Um Antworten auf seine offenen Fragen zu finden, wollte Draut die Leiche seiner Frau obduzieren lassen. „Ich wollte auch niemandem Kosten verursachen. Ich hätte alles selbst bezahlt.“ Eine privat bezahlte Obduktion können Ehepartner rechtlich gesehen eigentlich ohne Probleme in Auftrag geben. Dass er sich dafür einfach persönlich an ein pathologisches oder rechtsmedizinisches Institut seiner Wahl wenden kann, habe Draut damals nicht gewusst. Stattdessen beauftragte er den Bestatter schriftlich damit, eine „pathologische Untersuchung“ in die Wege zu leiten. Dieser teilte ihm jedoch mit, dass die angefragte Klinik aus Geld- und Personalmangel abgesagt habe.

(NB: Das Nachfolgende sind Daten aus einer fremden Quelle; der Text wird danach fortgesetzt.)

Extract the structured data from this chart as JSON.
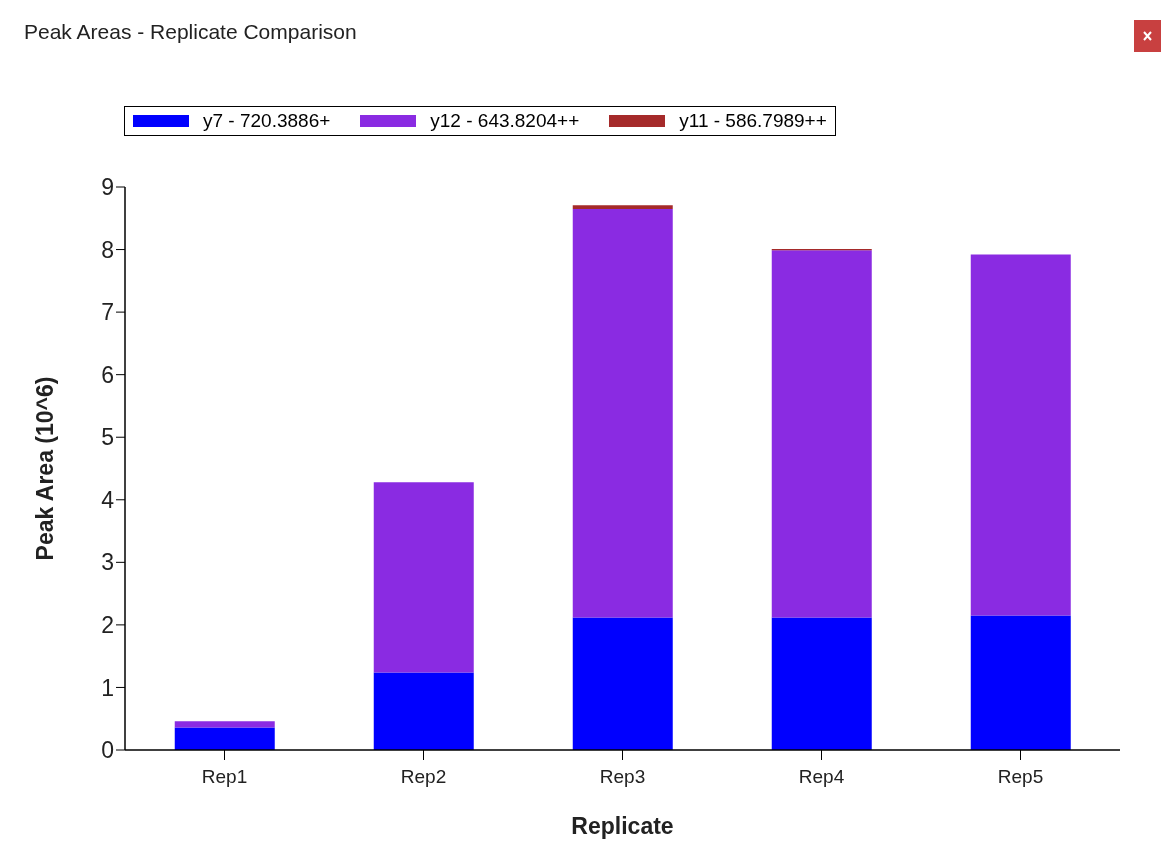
{
  "chart_data": {
    "type": "bar",
    "title": "Peak Areas - Replicate Comparison",
    "xlabel": "Replicate",
    "ylabel": "Peak Area (10^6)",
    "categories": [
      "Rep1",
      "Rep2",
      "Rep3",
      "Rep4",
      "Rep5"
    ],
    "series": [
      {
        "name": "y7 - 720.3886+",
        "color": "#0000ff",
        "values": [
          0.36,
          1.24,
          2.12,
          2.12,
          2.15
        ]
      },
      {
        "name": "y12 - 643.8204++",
        "color": "#8a2be2",
        "values": [
          0.1,
          3.04,
          6.53,
          5.87,
          5.77
        ]
      },
      {
        "name": "y11 - 586.7989++",
        "color": "#a52a2a",
        "values": [
          0,
          0,
          0.06,
          0.02,
          0
        ]
      }
    ],
    "stacked": true,
    "ylim": [
      0,
      9
    ],
    "yticks": [
      0,
      1,
      2,
      3,
      4,
      5,
      6,
      7,
      8,
      9
    ],
    "grid": false,
    "legend": "top"
  }
}
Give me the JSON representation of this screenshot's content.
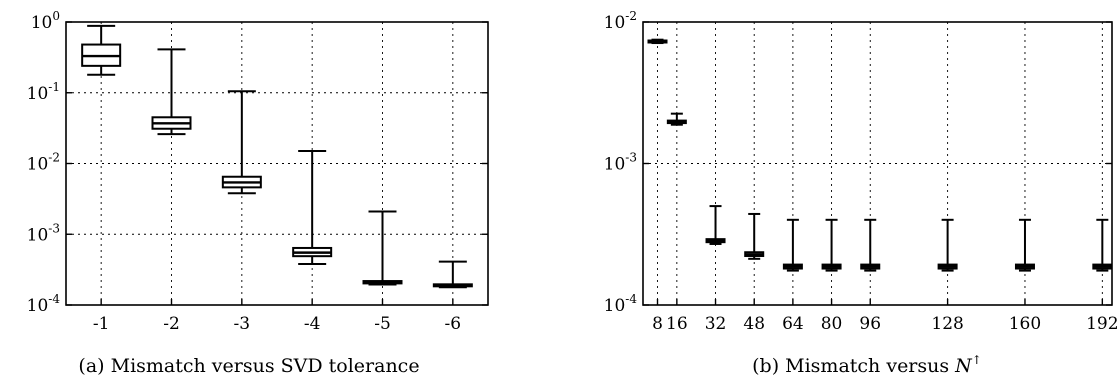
{
  "chart_data": [
    {
      "type": "box",
      "caption": "(a) Mismatch versus SVD tolerance",
      "xlabel": "",
      "ylabel": "",
      "yscale": "log",
      "ylim": [
        0.0001,
        1
      ],
      "y_tick_labels": [
        {
          "value": 1,
          "base": "10",
          "exp": "0"
        },
        {
          "value": 0.1,
          "base": "10",
          "exp": "-1"
        },
        {
          "value": 0.01,
          "base": "10",
          "exp": "-2"
        },
        {
          "value": 0.001,
          "base": "10",
          "exp": "-3"
        },
        {
          "value": 0.0001,
          "base": "10",
          "exp": "-4"
        }
      ],
      "grid": true,
      "categories": [
        "-1",
        "-2",
        "-3",
        "-4",
        "-5",
        "-6"
      ],
      "boxes": [
        {
          "whisker_low": 0.18,
          "q1": 0.24,
          "median": 0.33,
          "q3": 0.48,
          "whisker_high": 0.88
        },
        {
          "whisker_low": 0.026,
          "q1": 0.031,
          "median": 0.037,
          "q3": 0.045,
          "whisker_high": 0.41
        },
        {
          "whisker_low": 0.0038,
          "q1": 0.0046,
          "median": 0.0054,
          "q3": 0.0065,
          "whisker_high": 0.105
        },
        {
          "whisker_low": 0.00038,
          "q1": 0.00049,
          "median": 0.00055,
          "q3": 0.00064,
          "whisker_high": 0.015
        },
        {
          "whisker_low": 0.000195,
          "q1": 0.000202,
          "median": 0.00021,
          "q3": 0.000218,
          "whisker_high": 0.0021
        },
        {
          "whisker_low": 0.000178,
          "q1": 0.000184,
          "median": 0.00019,
          "q3": 0.000196,
          "whisker_high": 0.00041
        }
      ]
    },
    {
      "type": "box",
      "caption_text": "(b) Mismatch versus ",
      "caption_var": "N",
      "caption_sup": "↑",
      "xlabel": "",
      "ylabel": "",
      "yscale": "log",
      "ylim": [
        0.0001,
        0.01
      ],
      "y_tick_labels": [
        {
          "value": 0.01,
          "base": "10",
          "exp": "-2"
        },
        {
          "value": 0.001,
          "base": "10",
          "exp": "-3"
        },
        {
          "value": 0.0001,
          "base": "10",
          "exp": "-4"
        }
      ],
      "grid": true,
      "x_positions": [
        8,
        16,
        32,
        48,
        64,
        80,
        96,
        128,
        160,
        192
      ],
      "x_tick_labels": [
        "8",
        "16",
        "32",
        "48",
        "64",
        "80",
        "96",
        "128",
        "160",
        "192"
      ],
      "xlim": [
        2,
        196
      ],
      "boxes": [
        {
          "x": 8,
          "whisker_low": 0.0071,
          "q1": 0.0072,
          "median": 0.0073,
          "q3": 0.0074,
          "whisker_high": 0.0075
        },
        {
          "x": 16,
          "whisker_low": 0.00188,
          "q1": 0.00193,
          "median": 0.00197,
          "q3": 0.00201,
          "whisker_high": 0.00225
        },
        {
          "x": 32,
          "whisker_low": 0.00027,
          "q1": 0.000278,
          "median": 0.000285,
          "q3": 0.000292,
          "whisker_high": 0.0005
        },
        {
          "x": 48,
          "whisker_low": 0.000212,
          "q1": 0.000222,
          "median": 0.000228,
          "q3": 0.000236,
          "whisker_high": 0.00044
        },
        {
          "x": 64,
          "whisker_low": 0.000175,
          "q1": 0.000181,
          "median": 0.000187,
          "q3": 0.000193,
          "whisker_high": 0.0004
        },
        {
          "x": 80,
          "whisker_low": 0.000175,
          "q1": 0.000181,
          "median": 0.000187,
          "q3": 0.000193,
          "whisker_high": 0.0004
        },
        {
          "x": 96,
          "whisker_low": 0.000175,
          "q1": 0.000181,
          "median": 0.000187,
          "q3": 0.000193,
          "whisker_high": 0.0004
        },
        {
          "x": 128,
          "whisker_low": 0.000175,
          "q1": 0.000181,
          "median": 0.000187,
          "q3": 0.000193,
          "whisker_high": 0.0004
        },
        {
          "x": 160,
          "whisker_low": 0.000175,
          "q1": 0.000181,
          "median": 0.000187,
          "q3": 0.000193,
          "whisker_high": 0.0004
        },
        {
          "x": 192,
          "whisker_low": 0.000175,
          "q1": 0.000181,
          "median": 0.000187,
          "q3": 0.000193,
          "whisker_high": 0.0004
        }
      ]
    }
  ]
}
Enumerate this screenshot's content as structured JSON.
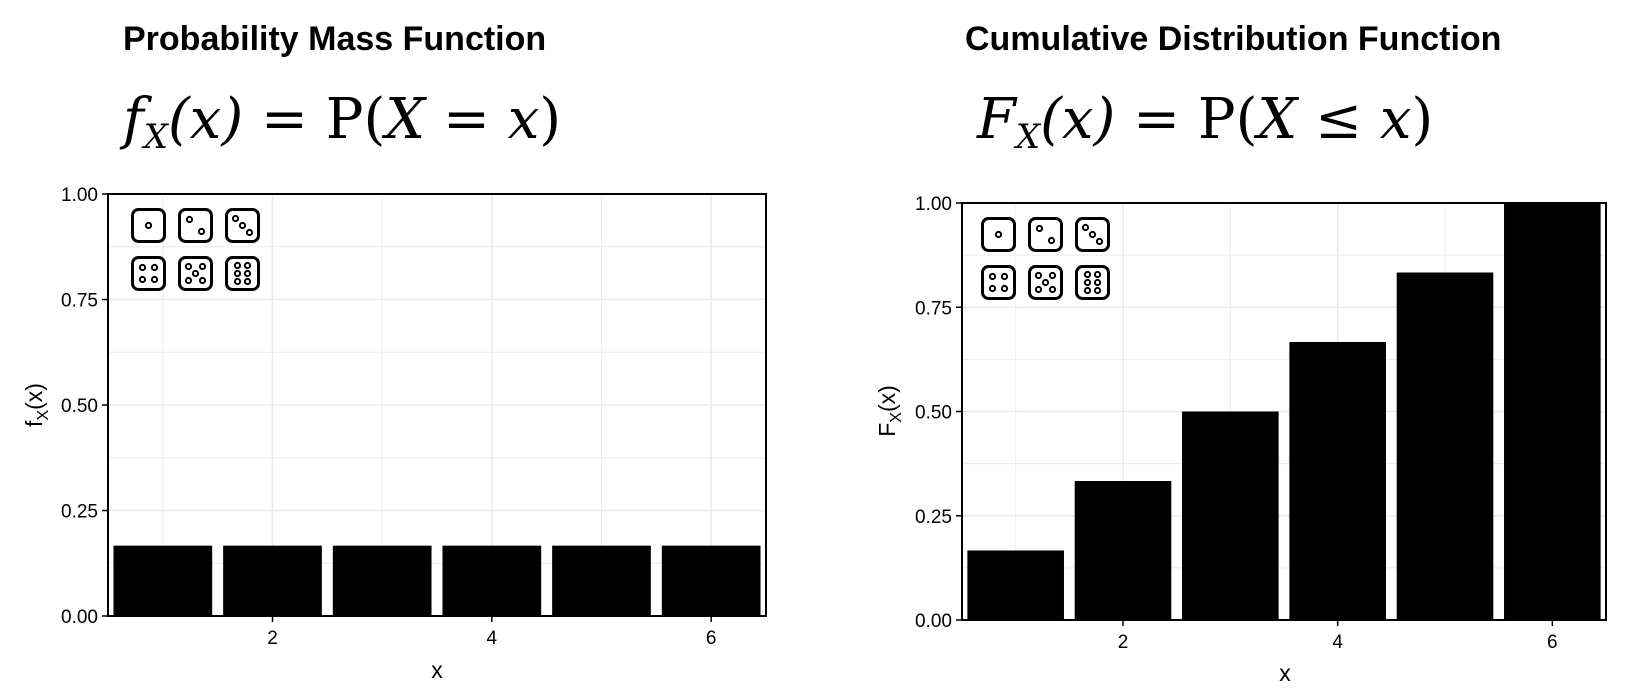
{
  "chart_data": [
    {
      "type": "bar",
      "title": "Probability Mass Function",
      "formula": {
        "fn": "f",
        "sub": "X",
        "arg": "(x)",
        "eq": " = P(",
        "var": "X",
        "rel": " = ",
        "x": "x",
        "close": ")"
      },
      "x": [
        1,
        2,
        3,
        4,
        5,
        6
      ],
      "values": [
        0.1667,
        0.1667,
        0.1667,
        0.1667,
        0.1667,
        0.1667
      ],
      "xlabel": "x",
      "ylabel": {
        "main": "f",
        "sub": "X",
        "rest": "(x)"
      },
      "xlim": [
        0.5,
        6.5
      ],
      "ylim": [
        0,
        1
      ],
      "xticks": [
        2,
        4,
        6
      ],
      "yticks": [
        0,
        0.25,
        0.5,
        0.75,
        1
      ],
      "ytick_labels": [
        "0.00",
        "0.25",
        "0.50",
        "0.75",
        "1.00"
      ],
      "grid": true,
      "icon": "dice-faces-icon"
    },
    {
      "type": "bar",
      "title": "Cumulative Distribution Function",
      "formula": {
        "fn": "F",
        "sub": "X",
        "arg": "(x)",
        "eq": " = P(",
        "var": "X",
        "rel": " ≤ ",
        "x": "x",
        "close": ")"
      },
      "x": [
        1,
        2,
        3,
        4,
        5,
        6
      ],
      "values": [
        0.1667,
        0.3333,
        0.5,
        0.6667,
        0.8333,
        1.0
      ],
      "xlabel": "x",
      "ylabel": {
        "main": "F",
        "sub": "X",
        "rest": "(x)"
      },
      "xlim": [
        0.5,
        6.5
      ],
      "ylim": [
        0,
        1
      ],
      "xticks": [
        2,
        4,
        6
      ],
      "yticks": [
        0,
        0.25,
        0.5,
        0.75,
        1
      ],
      "ytick_labels": [
        "0.00",
        "0.25",
        "0.50",
        "0.75",
        "1.00"
      ],
      "grid": true,
      "icon": "dice-faces-icon"
    }
  ],
  "colors": {
    "bar": "#000000",
    "grid": "#ebebeb",
    "frame": "#000000"
  }
}
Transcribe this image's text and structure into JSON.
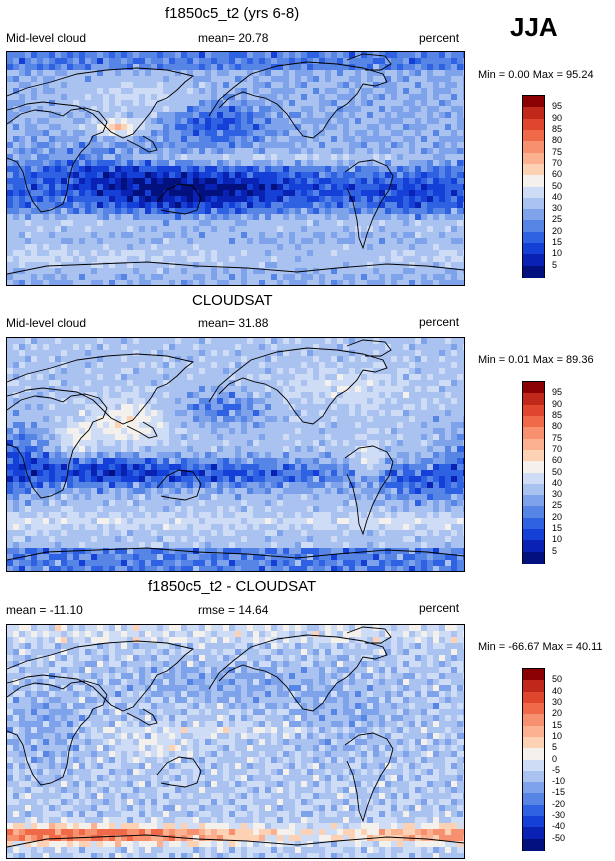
{
  "season": "JJA",
  "panels": [
    {
      "title": "f1850c5_t2 (yrs 6-8)",
      "left_label": "Mid-level cloud",
      "center_label": "mean=  20.78",
      "units": "percent",
      "minmax": "Min =   0.00 Max =  95.24",
      "colorbar": {
        "labels": [
          "95",
          "90",
          "85",
          "80",
          "75",
          "70",
          "60",
          "50",
          "40",
          "30",
          "25",
          "20",
          "15",
          "10",
          "5"
        ],
        "colors": [
          "#8b0000",
          "#c0281a",
          "#e0462e",
          "#f06a4a",
          "#f7906e",
          "#fbb090",
          "#fdd2b4",
          "#f4f0ec",
          "#cfdcf5",
          "#a9c2f0",
          "#7fa3ea",
          "#5685e6",
          "#2f62e2",
          "#1440d8",
          "#0a22b4",
          "#03117e"
        ]
      },
      "scheme": "abs1"
    },
    {
      "title": "CLOUDSAT",
      "left_label": "Mid-level cloud",
      "center_label": "mean=  31.88",
      "units": "percent",
      "minmax": "Min =   0.01 Max =  89.36",
      "colorbar": {
        "labels": [
          "95",
          "90",
          "85",
          "80",
          "75",
          "70",
          "60",
          "50",
          "40",
          "30",
          "25",
          "20",
          "15",
          "10",
          "5"
        ],
        "colors": [
          "#8b0000",
          "#c0281a",
          "#e0462e",
          "#f06a4a",
          "#f7906e",
          "#fbb090",
          "#fdd2b4",
          "#f4f0ec",
          "#cfdcf5",
          "#a9c2f0",
          "#7fa3ea",
          "#5685e6",
          "#2f62e2",
          "#1440d8",
          "#0a22b4",
          "#03117e"
        ]
      },
      "scheme": "abs2"
    },
    {
      "title": "f1850c5_t2 - CLOUDSAT",
      "left_label": "mean = -11.10",
      "center_label": "rmse =  14.64",
      "units": "percent",
      "minmax": "Min = -66.67 Max =  40.11",
      "colorbar": {
        "labels": [
          "50",
          "40",
          "30",
          "20",
          "15",
          "10",
          "5",
          "0",
          "-5",
          "-10",
          "-15",
          "-20",
          "-30",
          "-40",
          "-50"
        ],
        "colors": [
          "#8b0000",
          "#c0281a",
          "#e0462e",
          "#f06a4a",
          "#f7906e",
          "#fbb090",
          "#fdd2b4",
          "#f4f0ec",
          "#cfdcf5",
          "#a9c2f0",
          "#7fa3ea",
          "#5685e6",
          "#2f62e2",
          "#1440d8",
          "#0a22b4",
          "#03117e"
        ]
      },
      "scheme": "diff"
    }
  ]
}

Auch die Mainzer Kriminalpolizei habe in dem Fall nicht weiterhelfen können. „Es bestehe kein Anfangsverdacht, sagte mir eine Polizistin am Telefon“, so der 85-Jährige. Was genau das bedeutet, erklärt Polizeisprecher Rinaldo Roberto auf Merkurist-Anfrage. Bei Todesfällen in Krankenhäusern ermittle die Polizei in der Regel nur, wenn eine natürliche Todesursache nicht eindeutig festgestellt werden könne – also ein Anfangsverdacht auf Fremdverschulden bestehe. Bei Fällen ungewollter Wiederbelebung sei eine strafrechtliche Verfolgung hingegen grundsätzlich schwierig. Dass Ärzte im Zweifelsfall versuchen, ein Leben zu retten, sei nämlich nicht nur ihr Beruf, sondern auch ihre gesetzliche Pflicht.
Suche nach Antworten
Keine Obduktion, keine polizeiliche Ermittlung. Auch im Marienhaus-Klinikum sei sein Wunsch nach Antworten mehrere Wochen unbeantwortet geblieben. „Ich wollte nur einmal mit der Frau sprechen, die mich nachts angerufen hat“, sagt Draut. „Es geht auch nicht um das Sterben, das müssen wir alle. Aber ich muss wissen, ob meine Frau gelitten hat oder nicht – sonst finde ich keine Ruhe mehr.“
Am 17. März bekam er schließlich einen Gesprächstermin im Krankenhaus. Zu diesem Zeitpunkt war Bärbel Draut bereits eingeäschert und auf dem Bretzenheimer Friedhof beigesetzt. Statt der Mitarbeiterin, die ihn nachts angerufen und den Tod seiner Frau miterlebt hatte, führten der Chefarzt des MKM, die Beschwerde-Managerin und die Krankenhausoberin das Gespräch mit Draut. Diese hätten ihm versichert, dass seine Frau nicht intubiert worden sei, sondern nur kurzzeitig reanimiert. Wirklich beruhigt hätten ihn diese Beteuerungen aber nicht.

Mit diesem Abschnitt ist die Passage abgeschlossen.